Aí então começaremos a ver o desenrolar da armadilha que essa lógica do “inimigo do meu inimigo é meu amigo” sempre traz consigo.
Quando se está motivado por essa lógica – que remonta a uma mentalidade tribal – que cai como uma luva no sistema político-partidário brasileiro, não necessariamente ou quase nunca se realiza alianças com “amigos”.
O que une os atores, como já vimos, é simplesmente o desejo de se derrotar um inimigo comum maior. Eliminada a “ameaça comum” o processo que se segue é geralmente de autofagia e lutas internas no grupo.
As diferenças de agenda dos partidos da oposição brasileira são muito grandes. Afora esse fato, a busca pelo poder por parte de todos levará inevitavelmente a essa luta interna.
Com isso terá que lidar o virtual governo Temer.
O primeiro problema com o qual Temer terá que lidar é manter esse frágil equilíbrio de forças para a composição do seu governo.
Sua estratégia tem se desenhado na direção de uma tentativa de formação de um governo de coalizão nacional. Aqui o PSDB é chave. Sem o PSDB Temer não governa. Mas ao mesmo tempo é claro que o PSDB tem agenda própria, contrária ao PMDB e será seu adversário no futuro próximo.
Pior que isso terá que fazer concessões aos partidos pequenos do famoso “centrão” senão não consegue maioria para governar, ou seja, continuará aberto o balcão de negócios e cargos.
O segundo problema com o qual necessariamente Temer terá que lidar é Eduardo Cunha, seu aliado. Por enquanto ele é útil. Mas afastada Dilma e sacramentado o processo de impeachment ele se tornará desnecessário e um peso, pois será o alvo prioritário da oposição, da mídia e da opinião pública dado seu nível de rejeição e da profusão de denúncias contra ele. Deverá ser afastado, processado e condenado.

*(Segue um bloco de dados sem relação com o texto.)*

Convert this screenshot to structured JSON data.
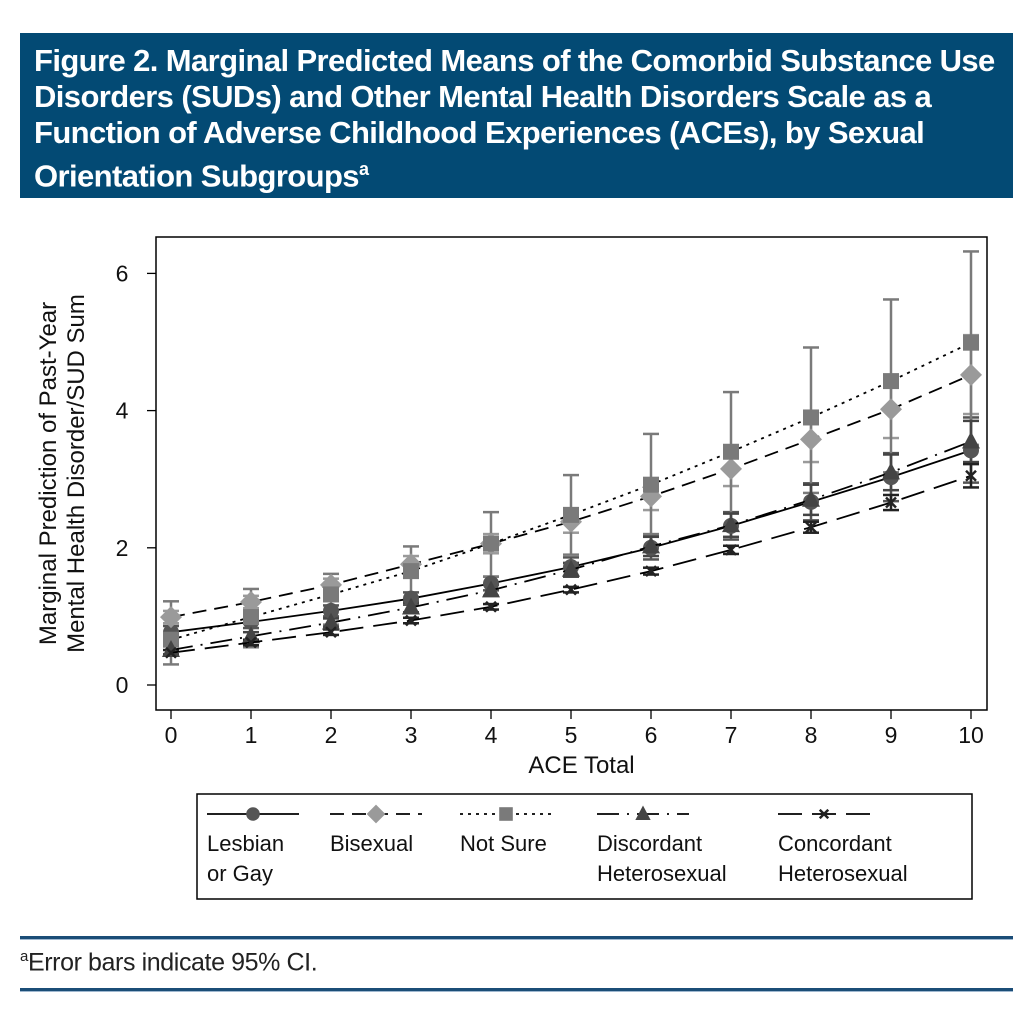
{
  "figure": {
    "title": "Figure 2. Marginal Predicted Means of the Comorbid Substance Use Disorders (SUDs) and Other Mental Health Disorders Scale as a Function of Adverse Childhood Experiences (ACEs), by Sexual Orientation Subgroups",
    "title_superscript": "a",
    "footnote_marker": "a",
    "footnote": "Error bars indicate 95% CI.",
    "colors": {
      "title_bg": "#034a74",
      "rule": "#1b4d77"
    }
  },
  "chart_data": {
    "type": "line",
    "title": "",
    "xlabel": "ACE Total",
    "ylabel": [
      "Marginal Prediction of Past-Year",
      "Mental Health Disorder/SUD Sum"
    ],
    "x": [
      0,
      1,
      2,
      3,
      4,
      5,
      6,
      7,
      8,
      9,
      10
    ],
    "xlim": [
      0,
      10
    ],
    "ylim": [
      -0.2,
      6.5
    ],
    "xticks": [
      "0",
      "1",
      "2",
      "3",
      "4",
      "5",
      "6",
      "7",
      "8",
      "9",
      "10"
    ],
    "yticks": [
      "0",
      "2",
      "4",
      "6"
    ],
    "grid": false,
    "legend": "bottom",
    "series": [
      {
        "name": "Lesbian or Gay",
        "marker": "circle",
        "line": "solid",
        "color": "#555555",
        "values": [
          0.77,
          0.92,
          1.08,
          1.26,
          1.48,
          1.72,
          2.0,
          2.32,
          2.67,
          3.03,
          3.42
        ],
        "ci_low": [
          0.68,
          0.83,
          1.0,
          1.17,
          1.38,
          1.58,
          1.83,
          2.12,
          2.4,
          2.68,
          2.95
        ],
        "ci_high": [
          0.86,
          1.01,
          1.16,
          1.35,
          1.58,
          1.86,
          2.17,
          2.52,
          2.94,
          3.38,
          3.9
        ]
      },
      {
        "name": "Bisexual",
        "marker": "diamond",
        "line": "dashed",
        "color": "#9a9a9a",
        "values": [
          0.99,
          1.21,
          1.46,
          1.76,
          2.06,
          2.38,
          2.75,
          3.15,
          3.58,
          4.02,
          4.52
        ],
        "ci_low": [
          0.9,
          1.12,
          1.37,
          1.64,
          1.92,
          2.22,
          2.55,
          2.9,
          3.25,
          3.6,
          3.95
        ],
        "ci_high": [
          1.08,
          1.3,
          1.55,
          1.88,
          2.2,
          2.54,
          2.95,
          3.4,
          3.9,
          4.45,
          5.1
        ]
      },
      {
        "name": "Not Sure",
        "marker": "square",
        "line": "dotted",
        "color": "#7a7a7a",
        "values": [
          0.66,
          0.99,
          1.32,
          1.66,
          2.06,
          2.48,
          2.92,
          3.4,
          3.9,
          4.43,
          4.99
        ],
        "ci_low": [
          0.3,
          0.55,
          0.88,
          1.22,
          1.58,
          1.9,
          2.2,
          2.5,
          2.8,
          3.1,
          3.5
        ],
        "ci_high": [
          1.22,
          1.4,
          1.62,
          2.02,
          2.52,
          3.06,
          3.66,
          4.27,
          4.92,
          5.62,
          6.32
        ]
      },
      {
        "name": "Discordant Heterosexual",
        "marker": "triangle",
        "line": "dashdot",
        "color": "#444444",
        "values": [
          0.51,
          0.71,
          0.91,
          1.13,
          1.38,
          1.68,
          2.02,
          2.33,
          2.7,
          3.1,
          3.55
        ],
        "ci_low": [
          0.45,
          0.65,
          0.85,
          1.06,
          1.3,
          1.58,
          1.88,
          2.16,
          2.48,
          2.84,
          3.25
        ],
        "ci_high": [
          0.57,
          0.77,
          0.97,
          1.2,
          1.46,
          1.78,
          2.16,
          2.5,
          2.92,
          3.36,
          3.85
        ]
      },
      {
        "name": "Concordant Heterosexual",
        "marker": "x",
        "line": "longdash",
        "color": "#222222",
        "values": [
          0.47,
          0.62,
          0.77,
          0.94,
          1.14,
          1.39,
          1.66,
          1.97,
          2.3,
          2.66,
          3.05
        ],
        "ci_low": [
          0.43,
          0.58,
          0.73,
          0.9,
          1.1,
          1.35,
          1.61,
          1.91,
          2.22,
          2.55,
          2.88
        ],
        "ci_high": [
          0.51,
          0.66,
          0.81,
          0.98,
          1.18,
          1.43,
          1.71,
          2.03,
          2.38,
          2.77,
          3.22
        ]
      }
    ],
    "legend_labels": [
      [
        "Lesbian",
        "or Gay"
      ],
      [
        "Bisexual"
      ],
      [
        "Not Sure"
      ],
      [
        "Discordant",
        "Heterosexual"
      ],
      [
        "Concordant",
        "Heterosexual"
      ]
    ]
  }
}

Temer terá que se afastar dele, dado que, por uma questão prática, não pode ter, como presidente, a sua imagem ligada a um homem como Cunha.
Isso será bastante problemático para Temer porque por outro lado, Cunha não vai se render facilmente, todos já vimos que isso não faz parte de seu temperamento.

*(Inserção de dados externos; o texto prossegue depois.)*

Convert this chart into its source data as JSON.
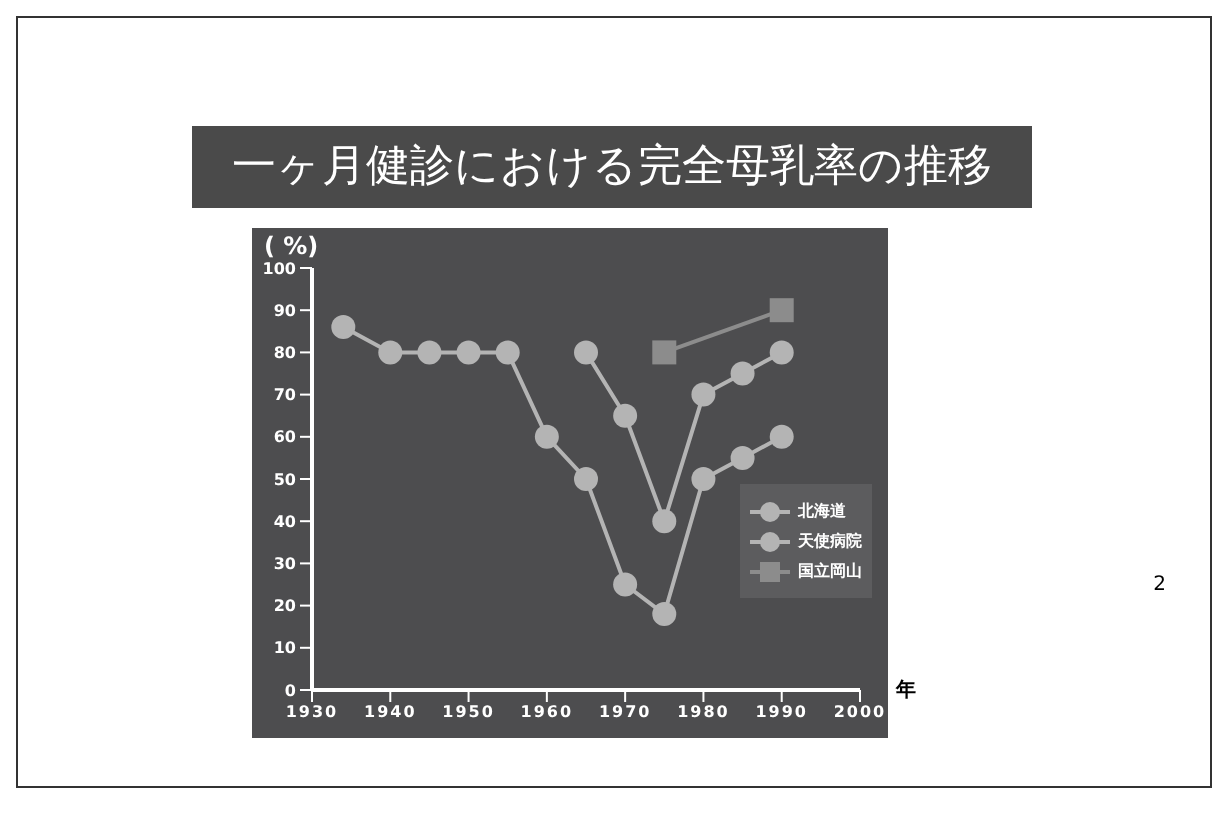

Cunha não hesitará de cobrar de Temer todos os “serviços” prestados a qualquer custo.
Terceiro problema com o qual Temer terá que lidar vai ser com as ruas e sua altíssima taxa de rejeição. Temer nunca foi um político conhecido ou popular. Sempre foi ruim de voto. Teve dificuldade inclusive para se eleger Deputado Federal por SP.

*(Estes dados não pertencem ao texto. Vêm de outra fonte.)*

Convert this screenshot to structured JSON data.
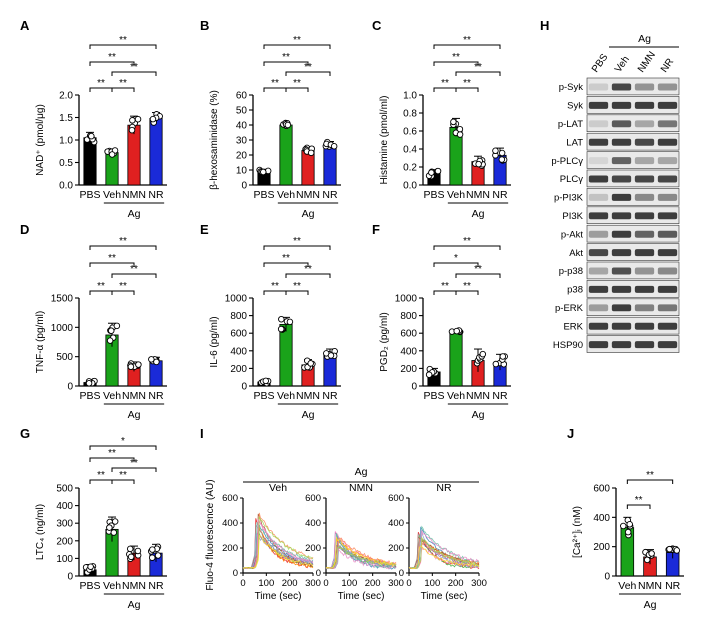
{
  "colors": {
    "PBS": "#000000",
    "Veh": "#1aa31a",
    "NMN": "#e02020",
    "NR": "#1a2ad8",
    "dot_fill": "#ffffff",
    "blot_band": "#2a2a2a",
    "blot_bg": "#e9e9e9"
  },
  "chart_data": [
    {
      "panel": "A",
      "type": "bar",
      "categories": [
        "PBS",
        "Veh",
        "NMN",
        "NR"
      ],
      "values": [
        1.05,
        0.72,
        1.33,
        1.48
      ],
      "errors": [
        0.12,
        0.07,
        0.2,
        0.13
      ],
      "ylabel": "NAD⁺ (pmol/μg)",
      "ylim": [
        0,
        2.0
      ],
      "yticks": [
        "0.0",
        "0.5",
        "1.0",
        "1.5",
        "2.0"
      ],
      "group_label": "Ag",
      "significance": [
        {
          "pair": [
            "PBS",
            "Veh"
          ],
          "label": "**"
        },
        {
          "pair": [
            "Veh",
            "NMN"
          ],
          "label": "**"
        },
        {
          "pair": [
            "PBS",
            "NMN"
          ],
          "label": "**"
        },
        {
          "pair": [
            "Veh",
            "NR"
          ],
          "label": "**"
        },
        {
          "pair": [
            "PBS",
            "NR"
          ],
          "label": "**"
        }
      ]
    },
    {
      "panel": "B",
      "type": "bar",
      "categories": [
        "PBS",
        "Veh",
        "NMN",
        "NR"
      ],
      "values": [
        9,
        40,
        23,
        27
      ],
      "errors": [
        1.5,
        2,
        2.5,
        2
      ],
      "ylabel": "β-hexosaminidase (%)",
      "ylim": [
        0,
        60
      ],
      "yticks": [
        "0",
        "10",
        "20",
        "30",
        "40",
        "50",
        "60"
      ],
      "group_label": "Ag",
      "significance": [
        {
          "pair": [
            "PBS",
            "Veh"
          ],
          "label": "**"
        },
        {
          "pair": [
            "Veh",
            "NMN"
          ],
          "label": "**"
        },
        {
          "pair": [
            "PBS",
            "NMN"
          ],
          "label": "**"
        },
        {
          "pair": [
            "Veh",
            "NR"
          ],
          "label": "**"
        },
        {
          "pair": [
            "PBS",
            "NR"
          ],
          "label": "**"
        }
      ]
    },
    {
      "panel": "C",
      "type": "bar",
      "categories": [
        "PBS",
        "Veh",
        "NMN",
        "NR"
      ],
      "values": [
        0.13,
        0.64,
        0.26,
        0.33
      ],
      "errors": [
        0.04,
        0.1,
        0.06,
        0.08
      ],
      "ylabel": "Histamine (pmol/ml)",
      "ylim": [
        0,
        1.0
      ],
      "yticks": [
        "0.0",
        "0.2",
        "0.4",
        "0.6",
        "0.8",
        "1.0"
      ],
      "group_label": "Ag",
      "significance": [
        {
          "pair": [
            "PBS",
            "Veh"
          ],
          "label": "**"
        },
        {
          "pair": [
            "Veh",
            "NMN"
          ],
          "label": "**"
        },
        {
          "pair": [
            "PBS",
            "NMN"
          ],
          "label": "**"
        },
        {
          "pair": [
            "Veh",
            "NR"
          ],
          "label": "**"
        },
        {
          "pair": [
            "PBS",
            "NR"
          ],
          "label": "**"
        }
      ]
    },
    {
      "panel": "D",
      "type": "bar",
      "categories": [
        "PBS",
        "Veh",
        "NMN",
        "NR"
      ],
      "values": [
        60,
        870,
        330,
        430
      ],
      "errors": [
        30,
        200,
        80,
        60
      ],
      "ylabel": "TNF-α (pg/ml)",
      "ylim": [
        0,
        1500
      ],
      "yticks": [
        "0",
        "500",
        "1000",
        "1500"
      ],
      "group_label": "Ag",
      "significance": [
        {
          "pair": [
            "PBS",
            "Veh"
          ],
          "label": "**"
        },
        {
          "pair": [
            "Veh",
            "NMN"
          ],
          "label": "**"
        },
        {
          "pair": [
            "PBS",
            "NMN"
          ],
          "label": "**"
        },
        {
          "pair": [
            "Veh",
            "NR"
          ],
          "label": "**"
        },
        {
          "pair": [
            "PBS",
            "NR"
          ],
          "label": "**"
        }
      ]
    },
    {
      "panel": "E",
      "type": "bar",
      "categories": [
        "PBS",
        "Veh",
        "NMN",
        "NR"
      ],
      "values": [
        45,
        700,
        240,
        370
      ],
      "errors": [
        20,
        80,
        60,
        50
      ],
      "ylabel": "IL-6 (pg/ml)",
      "ylim": [
        0,
        1000
      ],
      "yticks": [
        "0",
        "200",
        "400",
        "600",
        "800",
        "1000"
      ],
      "group_label": "Ag",
      "significance": [
        {
          "pair": [
            "PBS",
            "Veh"
          ],
          "label": "**"
        },
        {
          "pair": [
            "Veh",
            "NMN"
          ],
          "label": "**"
        },
        {
          "pair": [
            "PBS",
            "NMN"
          ],
          "label": "**"
        },
        {
          "pair": [
            "Veh",
            "NR"
          ],
          "label": "**"
        },
        {
          "pair": [
            "PBS",
            "NR"
          ],
          "label": "**"
        }
      ]
    },
    {
      "panel": "F",
      "type": "bar",
      "categories": [
        "PBS",
        "Veh",
        "NMN",
        "NR"
      ],
      "values": [
        160,
        620,
        290,
        270
      ],
      "errors": [
        40,
        15,
        130,
        90
      ],
      "ylabel": "PGD₂ (pg/ml)",
      "ylim": [
        0,
        1000
      ],
      "yticks": [
        "0",
        "200",
        "400",
        "600",
        "800",
        "1000"
      ],
      "group_label": "Ag",
      "significance": [
        {
          "pair": [
            "PBS",
            "Veh"
          ],
          "label": "**"
        },
        {
          "pair": [
            "Veh",
            "NMN"
          ],
          "label": "**"
        },
        {
          "pair": [
            "PBS",
            "NMN"
          ],
          "label": "*"
        },
        {
          "pair": [
            "Veh",
            "NR"
          ],
          "label": "**"
        },
        {
          "pair": [
            "PBS",
            "NR"
          ],
          "label": "**"
        }
      ]
    },
    {
      "panel": "G",
      "type": "bar",
      "categories": [
        "PBS",
        "Veh",
        "NMN",
        "NR"
      ],
      "values": [
        35,
        265,
        130,
        130
      ],
      "errors": [
        30,
        70,
        40,
        50
      ],
      "ylabel": "LTC₄ (ng/ml)",
      "ylim": [
        0,
        500
      ],
      "yticks": [
        "0",
        "100",
        "200",
        "300",
        "400",
        "500"
      ],
      "group_label": "Ag",
      "significance": [
        {
          "pair": [
            "PBS",
            "Veh"
          ],
          "label": "**"
        },
        {
          "pair": [
            "Veh",
            "NMN"
          ],
          "label": "**"
        },
        {
          "pair": [
            "PBS",
            "NMN"
          ],
          "label": "**"
        },
        {
          "pair": [
            "Veh",
            "NR"
          ],
          "label": "**"
        },
        {
          "pair": [
            "PBS",
            "NR"
          ],
          "label": "*"
        }
      ]
    },
    {
      "panel": "J",
      "type": "bar",
      "categories": [
        "Veh",
        "NMN",
        "NR"
      ],
      "values": [
        330,
        130,
        160
      ],
      "errors": [
        70,
        50,
        40
      ],
      "ylabel": "[Ca²⁺]ᵢ (nM)",
      "ylim": [
        0,
        600
      ],
      "yticks": [
        "0",
        "200",
        "400",
        "600"
      ],
      "group_label": "Ag",
      "significance": [
        {
          "pair": [
            "Veh",
            "NMN"
          ],
          "label": "**"
        },
        {
          "pair": [
            "Veh",
            "NR"
          ],
          "label": "**"
        }
      ]
    },
    {
      "panel": "I",
      "type": "line",
      "group_label": "Ag",
      "ylabel": "Fluo-4 fluorescence (AU)",
      "xlabel": "Time (sec)",
      "xlim": [
        0,
        300
      ],
      "ylim": [
        0,
        600
      ],
      "xticks": [
        "0",
        "100",
        "200",
        "300"
      ],
      "yticks": [
        "0",
        "200",
        "400",
        "600"
      ],
      "subplots": [
        {
          "title": "Veh",
          "n_traces": 14,
          "baseline": 40,
          "peak": 400,
          "peak_time": 60
        },
        {
          "title": "NMN",
          "n_traces": 14,
          "baseline": 40,
          "peak": 250,
          "peak_time": 45
        },
        {
          "title": "NR",
          "n_traces": 14,
          "baseline": 40,
          "peak": 300,
          "peak_time": 45
        }
      ],
      "trace_colors": [
        "#e41a1c",
        "#377eb8",
        "#4daf4a",
        "#984ea3",
        "#ff7f00",
        "#a65628",
        "#f781bf",
        "#999999",
        "#66c2a5",
        "#fc8d62",
        "#8da0cb",
        "#e78ac3",
        "#a6d854",
        "#ffd92f"
      ]
    },
    {
      "panel": "H",
      "type": "table",
      "group_label": "Ag",
      "lanes": [
        "PBS",
        "Veh",
        "NMN",
        "NR"
      ],
      "rows": [
        "p-Syk",
        "Syk",
        "p-LAT",
        "LAT",
        "p-PLCγ",
        "PLCγ",
        "p-PI3K",
        "PI3K",
        "p-Akt",
        "Akt",
        "p-p38",
        "p38",
        "p-ERK",
        "ERK",
        "HSP90"
      ],
      "intensity": [
        [
          0.15,
          0.85,
          0.45,
          0.45
        ],
        [
          0.9,
          0.9,
          0.9,
          0.9
        ],
        [
          0.15,
          0.75,
          0.35,
          0.6
        ],
        [
          0.9,
          0.9,
          0.85,
          0.9
        ],
        [
          0.1,
          0.7,
          0.35,
          0.35
        ],
        [
          0.9,
          0.85,
          0.85,
          0.85
        ],
        [
          0.2,
          0.9,
          0.5,
          0.5
        ],
        [
          0.9,
          0.9,
          0.9,
          0.9
        ],
        [
          0.4,
          0.9,
          0.7,
          0.75
        ],
        [
          0.85,
          0.9,
          0.9,
          0.9
        ],
        [
          0.35,
          0.8,
          0.45,
          0.5
        ],
        [
          0.9,
          0.9,
          0.9,
          0.9
        ],
        [
          0.4,
          0.9,
          0.55,
          0.6
        ],
        [
          0.9,
          0.9,
          0.9,
          0.9
        ],
        [
          0.9,
          0.9,
          0.9,
          0.9
        ]
      ]
    }
  ]
}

Além disso, o povo entendeu que Temer foi aliado de Dilma e do PT durante todo o período em que o PT esteve no poder e que de certa maneira é coadjuvante importante daquilo que se convencionou chamar “o conjunto da obra” do governo Dilma.
Temer não conseguiu ainda passar a confiança de que terá condição de governar e realizar minimamente a agenda necessária para começar a colocar o país nos trilhos.
Sequer o mercado comprou ainda a “ideia Temer”. As reações do mercado são muito mais consequência do afastamento de Dilma que de uma expectativa positiva pela entrada de Temer.
A missão de Temer por si só já é praticamente impossível. Sua posição é frágil e todos sabemos que não se vai resolver os problemas do Brasil em dois anos.
Para piorar, essa imagem que se tenta vender de que o Brasil pós-Dilma será pacífico e tranquilo do ponto de vista político e de que a economia sairá do buraco por meio de “reformas estruturais” e de um “choque de gestão” não condiz com a realidade nem com a lógica do provérbio citado no início do texto, simplesmente porque Temer não terá capital político para proporcionar essa estabilidade.
O que nos esperam são conflitos piores, afinal, no Brasil, se aplica com muita propriedade – hoje mais do que nunca – a máxima de Maquiavel “o amigo de hoje é o inimigo de amanhã. ” É só uma questão de tempo.
As perguntas que ficam no ar: O que nos reserva o futuro próximo pós-Dilma? Do que Temer será capaz?